AUSTIN (KXAN) — Texas is starting to reopen after shuttering the economy during the coronavirus pandemic. Here’s a look at what will open and when in the Lone Star State. As of right now, everything below is assumed to be at 25 percent capacity unless otherwise stated.
- Youth sports – games can resume. One parent can attend and must practice social distancing.
- Summer school, including in-school instruction, in-person programs, and virtual programs that require teachers to be use school facilities. In-person schooling must be optional for students.
- Professional sports – no fans allowed. Leagues must submit requests for approval to the Department of State Health Services
- Youth sports – practicing can resume. One parent can attend and must practice social distancing.
- Graduation – outdoor, in-person ceremonies may take place in any county.

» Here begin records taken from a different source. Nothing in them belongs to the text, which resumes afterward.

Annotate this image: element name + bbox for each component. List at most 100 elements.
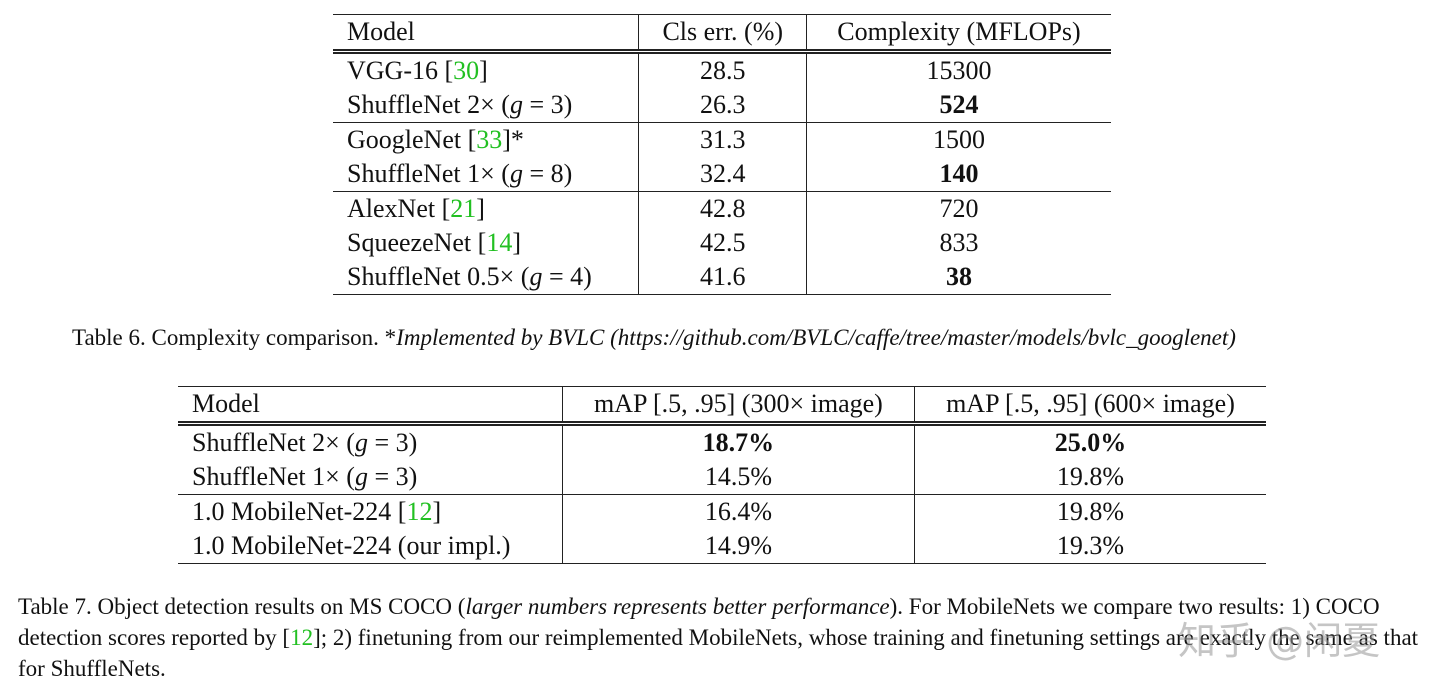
table-cell: 31.3: [638, 122, 807, 157]
table-cell: 14.9%: [561, 529, 915, 564]
table-cell: 720: [805, 191, 1111, 226]
text-segment: 25.0%: [1054, 428, 1127, 457]
table-row: VGG-16 [30] 28.5 15300: [333, 51, 1111, 89]
text-segment: 833: [939, 228, 979, 257]
text-segment: g: [509, 90, 523, 119]
table-cell: 19.8%: [913, 494, 1266, 529]
citation: 33: [476, 125, 503, 154]
table-cell: 42.5: [638, 226, 807, 260]
text-segment: Implemented by BVLC (https://github.com/…: [396, 325, 1236, 350]
table-row: ShuffleNet 1× (g = 8) 32.4 140: [333, 157, 1111, 192]
text-segment: mAP [.5, .95] (600× image): [946, 389, 1235, 418]
table-cell: 26.3: [638, 88, 807, 123]
table-cell: ShuffleNet 2× (g = 3): [178, 424, 562, 461]
text-segment: 524: [939, 90, 979, 119]
text-segment: 31.3: [699, 125, 746, 154]
caption: Table 6. Complexity comparison. *Impleme…: [72, 322, 1432, 353]
text-segment: ]; 2) finetuning from our reimplemented …: [18, 625, 1419, 681]
table-cell: VGG-16 [30]: [333, 52, 639, 89]
watermark: 知乎 @闲夏: [1178, 619, 1381, 663]
table-cell: 16.4%: [561, 494, 915, 529]
table-row: 1.0 MobileNet-224 (our impl.) 14.9% 19.3%: [178, 529, 1266, 564]
table: Model Cls err. (%) Complexity (MFLOPs) VGG-…: [333, 14, 1111, 295]
table-cell: 14.5%: [561, 460, 915, 495]
text-segment: ShuffleNet 2× (: [347, 90, 510, 119]
table-cell: 42.8: [638, 191, 807, 226]
text-segment: 14.5%: [704, 462, 772, 491]
table-cell: 140: [805, 157, 1111, 192]
text-segment: g: [354, 462, 368, 491]
table-row: ShuffleNet 2× (g = 3) 18.7% 25.0%: [178, 423, 1266, 461]
header-row: Model mAP [.5, .95] (300× image) mAP [.5, …: [178, 386, 1266, 426]
text-segment: 32.4: [699, 159, 746, 188]
text-segment: g: [529, 262, 543, 291]
text-segment: GoogleNet [: [347, 125, 477, 154]
text-segment: ]: [479, 56, 488, 85]
table-row: GoogleNet [33]* 31.3 1500: [333, 122, 1111, 157]
text-segment: Model: [192, 389, 260, 418]
text-segment: = 3): [522, 90, 573, 119]
text-segment: 18.7%: [702, 428, 775, 457]
text-segment: ShuffleNet 1× (: [347, 159, 510, 188]
text-segment: Complexity (MFLOPs): [837, 17, 1081, 46]
table-row: AlexNet [21] 42.8 720: [333, 191, 1111, 226]
table-cell: SqueezeNet [14]: [333, 226, 639, 260]
text-segment: VGG-16 [: [347, 56, 454, 85]
table-cell: 15300: [805, 51, 1111, 88]
table-cell: ShuffleNet 2× (g = 3): [333, 88, 639, 123]
text-segment: ]: [476, 194, 485, 223]
text-segment: ]: [512, 228, 521, 257]
table-cell: 1.0 MobileNet-224 (our impl.): [178, 529, 563, 564]
text-segment: 19.3%: [1056, 531, 1125, 560]
text-segment: mAP [.5, .95] (300× image): [593, 389, 883, 418]
text-segment: = 8): [522, 159, 573, 188]
header-cell: mAP [.5, .95] (300× image): [561, 386, 915, 426]
table-row: ShuffleNet 2× (g = 3) 26.3 524: [333, 88, 1111, 123]
table-cell: ShuffleNet 1× (g = 3): [178, 460, 562, 495]
header-cell: mAP [.5, .95] (600× image): [913, 386, 1266, 426]
text-segment: ]: [432, 497, 442, 526]
text-segment: Cls err. (%): [662, 17, 784, 46]
text-segment: 140: [939, 159, 979, 188]
table-cell: ShuffleNet 0.5× (g = 4): [333, 260, 639, 295]
text-segment: Table 6. Complexity comparison. *: [72, 325, 397, 350]
header-row: Model Cls err. (%) Complexity (MFLOPs): [333, 14, 1111, 54]
text-segment: SqueezeNet [: [347, 228, 487, 257]
citation: 12: [406, 497, 433, 526]
header-cell: Complexity (MFLOPs): [805, 14, 1111, 54]
text-segment: AlexNet [: [347, 194, 451, 223]
citation: 14: [486, 228, 513, 257]
table-cell: GoogleNet [33]*: [333, 122, 639, 157]
table-row: SqueezeNet [14] 42.5 833: [333, 226, 1111, 260]
table-row: ShuffleNet 0.5× (g = 4) 41.6 38: [333, 260, 1111, 295]
citation: 21: [450, 194, 477, 223]
table-cell: 524: [805, 88, 1111, 123]
table-cell: 19.8%: [913, 460, 1266, 495]
header-cell: Cls err. (%): [638, 14, 807, 54]
table-cell: 41.6: [638, 260, 807, 295]
table-row: ShuffleNet 1× (g = 3) 14.5% 19.8%: [178, 460, 1266, 495]
text-segment: 42.5: [699, 228, 746, 257]
table-cell: AlexNet [21]: [333, 191, 639, 226]
text-segment: 42.8: [699, 194, 746, 223]
text-segment: 28.5: [699, 56, 746, 85]
table: Model mAP [.5, .95] (300× image) mAP [.5, …: [178, 386, 1266, 564]
text-segment: 720: [939, 194, 979, 223]
text-segment: ShuffleNet 0.5× (: [347, 262, 530, 291]
header-cell: Model: [333, 14, 639, 54]
table-cell: 19.3%: [913, 529, 1266, 564]
text-segment: = 3): [367, 462, 418, 491]
text-segment: Model: [347, 17, 415, 46]
text-segment: 1500: [932, 125, 985, 154]
citation: 12: [290, 625, 314, 650]
text-segment: = 3): [367, 428, 418, 457]
table-cell: ShuffleNet 1× (g = 8): [333, 157, 639, 192]
text-segment: g: [509, 159, 523, 188]
text-segment: ). For MobileNets we compare two results…: [18, 594, 1380, 650]
text-segment: 41.6: [699, 262, 746, 291]
text-segment: Table 7. Object detection results on MS …: [18, 594, 466, 619]
header-cell: Model: [178, 386, 563, 426]
table-cell: 1.0 MobileNet-224 [12]: [178, 494, 563, 529]
text-segment: 1.0 MobileNet-224 (our impl.): [192, 531, 511, 560]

From May 15 to May 29, in-person graduations may only take place in a rural county with fewer than six COVID-19 cases as described in the Governor’s Report on April 27. Virtual and vehicle-based ceremonies are currently allowed statewide.
- Bingo halls
- Bowling alleys
- Horse racing and simulcast horse racing
- Natural caverns
- Restaurants – 50% capacity, up from 25%
- Skating rinks
Reopened May 18
- Child care centers, including for non-essential workers. Capacity limited based on number of overall caregivers and children. (See Page 6 of attachment.)
- Gyms and exercise facilities
- Massage establishments and all personal care and beauty services not previously authorized
- Office buildings, including non-essential employers
- Youth clubs, including but not limited to Boy Scouts, Girl Scouts, and FFA – no more than 10 people at any time
Allowed to reopen prior to May 18
- Beaches, lakes and rivers
- Doctor’s offices
- Golf courses
- Hair salons and barber shops
- Malls – food courts, play areas and interactive displays must remain closed
- Movie theaters
- Nail salons
- Outdoor sports with no more than four people
- Retail stores
- Tanning salons
- Swimming pools
- Wedding venues and wedding reception venues
Just because things are allowed to reopen does not mean they have reopened. For example, the City of Austin has not yet reopened public swimming pools or city libraries.